Watchdog Groups Challenge Illegitimate Attempt by Republican FEC Commissioners to Sabotage Campaign Finance
In a letter sent today to the five FEC Commissioners, Democracy 21, joined by the Campaign Legal Center and Americans for Campaign Reform,strongly objected to changes to the agency’s Enforcement Manual that have been proposed by Republican Commissioners McGahn, Hunter and Petersen.
The proposed changes are to be considered by the FEC at a coming meeting.
According to the letter:
These proposed changes must be rejected by the Commission because they will prevent the free exchange of information between the professional staff of the agency and the Justice Department, United States Attorneys and other agencies, at the expense of enforcing the nation’s campaign finance laws.
These changes will also prevent the Commission’s professional staff from considering information that is already public information without the voting approval of four Commissioners – forcing the professional staff to act as if they are blind to information that is on the public record and that is available to everyone outside the agency.
The proposed changes are nothing less than a gag rule for the professional staff of the agency. They would have the predictable effect of seriously undercutting not just the FEC’s ability to effectively enforce the campaign finance laws, but the ability of the rest of the federal government to do so as well.
The letter stated:
Any Commissioner who votes for these proposed changes is voting to sabotage the enforcement of the nation’s campaign finance laws by the FEC, the Justice Department, and United States Attorneys. Any Commissioner who votes for these changes will be doing a great disservice to the American people.

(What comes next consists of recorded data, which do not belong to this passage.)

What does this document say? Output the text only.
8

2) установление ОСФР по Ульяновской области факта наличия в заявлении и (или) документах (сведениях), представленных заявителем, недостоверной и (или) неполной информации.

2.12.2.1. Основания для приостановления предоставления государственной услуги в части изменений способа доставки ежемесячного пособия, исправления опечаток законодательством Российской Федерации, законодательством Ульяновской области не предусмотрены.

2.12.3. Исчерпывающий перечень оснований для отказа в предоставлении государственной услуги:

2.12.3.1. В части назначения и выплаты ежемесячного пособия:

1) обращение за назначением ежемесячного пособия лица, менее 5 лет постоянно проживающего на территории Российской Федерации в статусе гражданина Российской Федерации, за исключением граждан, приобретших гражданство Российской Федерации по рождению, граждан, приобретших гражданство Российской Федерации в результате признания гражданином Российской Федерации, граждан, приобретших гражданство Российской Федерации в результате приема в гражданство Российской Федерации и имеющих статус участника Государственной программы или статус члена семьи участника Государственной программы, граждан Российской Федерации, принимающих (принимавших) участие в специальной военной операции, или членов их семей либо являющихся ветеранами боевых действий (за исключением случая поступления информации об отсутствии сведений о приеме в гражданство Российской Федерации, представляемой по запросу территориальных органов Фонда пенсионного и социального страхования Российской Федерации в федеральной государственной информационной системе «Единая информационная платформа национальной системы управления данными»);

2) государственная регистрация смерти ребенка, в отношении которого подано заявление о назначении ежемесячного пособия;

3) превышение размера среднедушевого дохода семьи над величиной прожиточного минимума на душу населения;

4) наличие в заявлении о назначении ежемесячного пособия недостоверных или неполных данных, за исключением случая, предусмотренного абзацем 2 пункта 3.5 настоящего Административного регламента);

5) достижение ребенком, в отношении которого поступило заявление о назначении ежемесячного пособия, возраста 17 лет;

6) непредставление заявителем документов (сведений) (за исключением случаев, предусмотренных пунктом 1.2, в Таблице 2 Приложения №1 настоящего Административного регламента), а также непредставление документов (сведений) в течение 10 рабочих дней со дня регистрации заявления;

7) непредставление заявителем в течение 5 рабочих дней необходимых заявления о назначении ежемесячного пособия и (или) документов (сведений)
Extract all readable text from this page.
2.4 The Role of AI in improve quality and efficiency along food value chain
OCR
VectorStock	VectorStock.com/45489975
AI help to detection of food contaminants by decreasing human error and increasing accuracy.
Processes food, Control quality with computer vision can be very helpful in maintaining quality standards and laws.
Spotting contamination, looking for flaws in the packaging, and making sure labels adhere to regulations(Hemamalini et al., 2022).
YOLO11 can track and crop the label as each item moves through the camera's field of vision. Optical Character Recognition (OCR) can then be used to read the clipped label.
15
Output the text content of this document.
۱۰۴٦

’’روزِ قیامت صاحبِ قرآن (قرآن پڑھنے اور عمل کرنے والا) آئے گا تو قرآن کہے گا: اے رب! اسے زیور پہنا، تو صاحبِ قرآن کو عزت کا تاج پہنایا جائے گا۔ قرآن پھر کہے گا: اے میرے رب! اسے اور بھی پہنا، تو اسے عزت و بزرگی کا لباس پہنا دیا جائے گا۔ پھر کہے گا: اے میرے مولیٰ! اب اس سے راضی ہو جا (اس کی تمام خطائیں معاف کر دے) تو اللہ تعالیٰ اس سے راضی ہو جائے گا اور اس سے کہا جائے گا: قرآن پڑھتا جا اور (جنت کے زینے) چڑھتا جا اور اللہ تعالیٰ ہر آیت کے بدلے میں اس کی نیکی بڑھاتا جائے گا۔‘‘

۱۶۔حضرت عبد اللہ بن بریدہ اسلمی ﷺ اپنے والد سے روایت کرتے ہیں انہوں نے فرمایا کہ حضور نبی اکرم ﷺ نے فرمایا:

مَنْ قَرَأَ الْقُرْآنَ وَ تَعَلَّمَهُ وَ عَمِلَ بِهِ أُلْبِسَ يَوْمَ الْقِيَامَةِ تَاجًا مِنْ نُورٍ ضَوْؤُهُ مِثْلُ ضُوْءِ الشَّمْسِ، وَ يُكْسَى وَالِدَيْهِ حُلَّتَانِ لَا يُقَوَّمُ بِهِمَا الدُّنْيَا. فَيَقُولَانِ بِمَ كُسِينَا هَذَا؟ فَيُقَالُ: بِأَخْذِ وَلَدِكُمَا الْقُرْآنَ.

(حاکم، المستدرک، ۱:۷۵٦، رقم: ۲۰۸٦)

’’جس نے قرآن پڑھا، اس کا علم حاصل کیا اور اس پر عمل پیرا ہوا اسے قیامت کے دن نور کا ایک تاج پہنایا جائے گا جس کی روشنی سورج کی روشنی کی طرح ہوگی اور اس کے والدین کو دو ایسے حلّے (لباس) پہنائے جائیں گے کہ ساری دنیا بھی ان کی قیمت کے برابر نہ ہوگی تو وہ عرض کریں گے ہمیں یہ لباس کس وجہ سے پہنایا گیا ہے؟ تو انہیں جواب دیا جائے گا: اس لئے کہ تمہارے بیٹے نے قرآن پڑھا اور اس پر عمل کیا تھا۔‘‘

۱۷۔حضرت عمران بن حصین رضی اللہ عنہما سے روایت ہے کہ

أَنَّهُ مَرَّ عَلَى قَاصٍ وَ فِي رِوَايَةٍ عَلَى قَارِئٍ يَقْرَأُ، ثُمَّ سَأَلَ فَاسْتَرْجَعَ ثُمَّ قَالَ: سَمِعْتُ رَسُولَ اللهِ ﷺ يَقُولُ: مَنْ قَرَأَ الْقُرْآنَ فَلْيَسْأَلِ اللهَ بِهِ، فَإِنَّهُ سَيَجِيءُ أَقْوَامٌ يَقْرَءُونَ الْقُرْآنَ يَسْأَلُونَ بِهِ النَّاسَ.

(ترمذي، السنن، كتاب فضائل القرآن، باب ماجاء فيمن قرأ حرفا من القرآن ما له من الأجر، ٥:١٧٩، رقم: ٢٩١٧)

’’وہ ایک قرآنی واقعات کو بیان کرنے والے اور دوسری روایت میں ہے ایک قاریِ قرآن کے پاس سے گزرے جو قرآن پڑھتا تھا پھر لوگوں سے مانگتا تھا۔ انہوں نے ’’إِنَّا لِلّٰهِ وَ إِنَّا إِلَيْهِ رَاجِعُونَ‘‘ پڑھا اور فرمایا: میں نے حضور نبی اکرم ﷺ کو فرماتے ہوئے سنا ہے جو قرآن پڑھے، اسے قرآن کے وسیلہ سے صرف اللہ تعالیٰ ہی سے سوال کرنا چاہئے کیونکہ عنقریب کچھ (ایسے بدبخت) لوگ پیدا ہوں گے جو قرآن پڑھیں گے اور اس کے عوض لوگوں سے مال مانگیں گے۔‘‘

According to Democracy 21 President Fred Wertheimer:
The current three Republican FEC Commissioners have consistently blocked the agency from enforcing the nation’s campaign finance laws, which they ideologically oppose. Now in an act of extraordinary hubris, the three Republican Commissioners are attempting to thwart the ability of other enforcement officials to enforce the laws.
The Republican FEC Commissioners have proposed a gag rule unprecedented in the 39 year history of the FEC that would prevent the FEC professional staff from even speaking about enforcement matters with the Justice Department or U.S. Attorneys offices, without prior approval of four Commissioners. This, of course, will require the vote of at least one of the Republican Commissioners.
This latest effort by the three Republican FEC Commissioners would tell the FEC’s professional staff “to hear no evil, see no evil and be silent about evil.”